Religious priestly numbers have really fallen, but there’s been a gentle U shape in the number of diocesan priests. In the 1970s we ordained on average around 25 diocesan priests a year, which fell to 19 in the 1990s.

This led to a sense of real crisis in the church in Australia, with dire predictions about the loss of the priesthood altogether. It’s the time when unhelpful ideas like ordaining women as priests took hold of some people’s imaginations and never let go.

In 2000, Australia ordained 28 diocesan priests in one year, which was amazing. But the average was just 16 per year between 2000-2009, for a total of 161 diocesan priests.

Then between 2010-2019, the average went back up to 21 per year, with 213 new diocesan priests in that decade.

So far in the 2020s, we seem to be doing okay – 19 a year on average, and that’s not counting the ones happening this year.

Melbourne is in the lead currently with 169 diocesan ordinations since 1970, then Sydney with 135, then little Perth punching well above its weight with 123, and finally Brisbane with 89.

These four dioceses account for just under half of all diocesan priestly ordinations in Australia. This makes sense because they also have the biggest massgoing Catholic populations.

Priests come out of families, and usually families who practise their faith. We know that in 2016, around half of all the practising Catholics in Australia lived in just four archdioceses—Melbourne, Sydney, Brisbane, and Perth.

Deacon Ravi
Bishop Columba Macbeth-Green embraces the new ordained Deacon Muvvala. PHOTO: Tricia Ward

The other thing that’s happened over the same period, of course, is that the number of Catholics attending Mass has dropped.

In 2001, around 765,000 Catholics went to Mass on Sundays, but by 2016 this had fallen to just 623,000.

So our clergy numbers don’t have to stretch as far as they used to. In 2006, Sydney had 103,310 massgoing Catholics, and around 520 priests (half diocesan, half religious).

That’s one priest per around 200 massgoing Catholics. That’s just one decent Sunday Mass congregation that wouldn’t break anyone’s back.

In 2016, it was 93,365 people, and about 493 priests, which is even lower than 2011—one priest per 190 Catholics.

I also looked at the smaller regional NSW diocese of Lismore. In 2006 they had one priest for every 215 massgoing Catholics, but by 2016 it had fallen to 1 per 152 massgoing Catholics.

Of course, in real life it looks very different. Fr Joel Urban is dead on his feet ministering to his enthusiastic Sunday congregation of 800 with youth ministry, a mothers’ group, a men’s group, a busy RCIA ministry, and the annual fundraising fete.
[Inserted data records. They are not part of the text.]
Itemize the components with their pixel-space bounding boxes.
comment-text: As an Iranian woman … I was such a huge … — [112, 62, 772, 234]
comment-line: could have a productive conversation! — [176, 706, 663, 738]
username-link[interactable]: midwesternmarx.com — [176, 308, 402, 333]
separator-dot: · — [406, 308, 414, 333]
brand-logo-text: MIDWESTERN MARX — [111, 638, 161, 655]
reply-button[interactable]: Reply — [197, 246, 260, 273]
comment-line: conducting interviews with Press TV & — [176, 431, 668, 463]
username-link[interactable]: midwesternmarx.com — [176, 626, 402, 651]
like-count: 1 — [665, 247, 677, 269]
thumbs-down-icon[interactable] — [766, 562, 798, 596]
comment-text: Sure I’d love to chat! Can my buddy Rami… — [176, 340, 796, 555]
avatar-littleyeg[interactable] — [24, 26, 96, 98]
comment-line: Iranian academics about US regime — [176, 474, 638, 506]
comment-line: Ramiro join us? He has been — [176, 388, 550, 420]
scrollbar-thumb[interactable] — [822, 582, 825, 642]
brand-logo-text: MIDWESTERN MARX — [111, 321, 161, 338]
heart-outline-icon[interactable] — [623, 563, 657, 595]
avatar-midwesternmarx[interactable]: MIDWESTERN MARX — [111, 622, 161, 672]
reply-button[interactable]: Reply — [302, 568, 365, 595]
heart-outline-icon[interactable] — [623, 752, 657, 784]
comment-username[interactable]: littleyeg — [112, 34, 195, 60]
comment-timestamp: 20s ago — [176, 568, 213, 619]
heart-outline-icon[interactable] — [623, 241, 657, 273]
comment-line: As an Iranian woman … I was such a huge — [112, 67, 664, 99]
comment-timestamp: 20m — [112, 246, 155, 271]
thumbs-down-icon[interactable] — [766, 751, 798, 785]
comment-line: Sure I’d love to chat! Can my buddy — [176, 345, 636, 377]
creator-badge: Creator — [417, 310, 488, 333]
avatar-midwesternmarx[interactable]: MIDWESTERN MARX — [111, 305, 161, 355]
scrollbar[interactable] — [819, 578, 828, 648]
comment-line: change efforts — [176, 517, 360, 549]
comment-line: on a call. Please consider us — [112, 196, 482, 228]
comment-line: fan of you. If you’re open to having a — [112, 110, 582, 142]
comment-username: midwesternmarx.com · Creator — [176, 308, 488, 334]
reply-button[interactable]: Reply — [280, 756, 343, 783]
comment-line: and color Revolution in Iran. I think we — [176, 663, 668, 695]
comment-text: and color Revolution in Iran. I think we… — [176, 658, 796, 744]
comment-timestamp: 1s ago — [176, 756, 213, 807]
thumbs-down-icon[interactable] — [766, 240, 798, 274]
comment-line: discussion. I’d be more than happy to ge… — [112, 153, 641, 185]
Meanwhile, Fr Matt Rural drives for hours to say Mass once a month for three migrant workers in Benighted, NSW, 2880. They’re hugely grateful to see him, but he has to ask his family and friends to chip in for the petrol money.

Fr Joel and Fr Matt are both doing it tough. So is Fr Aloysius Grump, still parish priest of St Arthritis at the age of 80, where one person for every year of his age attends Sunday Mass.

His assistant priest Fr Ethan Youngtrad is still giving first blessings. Meanwhile, his bishop can’t decide what to do with St Arthritis and all the other little suburban parishes like it.

The Plenary Council was the place to have a robust discussion about this, and about other ways to future-proof the church in Australia. We wasted that opportunity, and spent a lot of money doing so.

But perhaps the Synod might be open to hearing the voice of the Holy Spirit—who I am pretty certain can speak through numbers as well as words.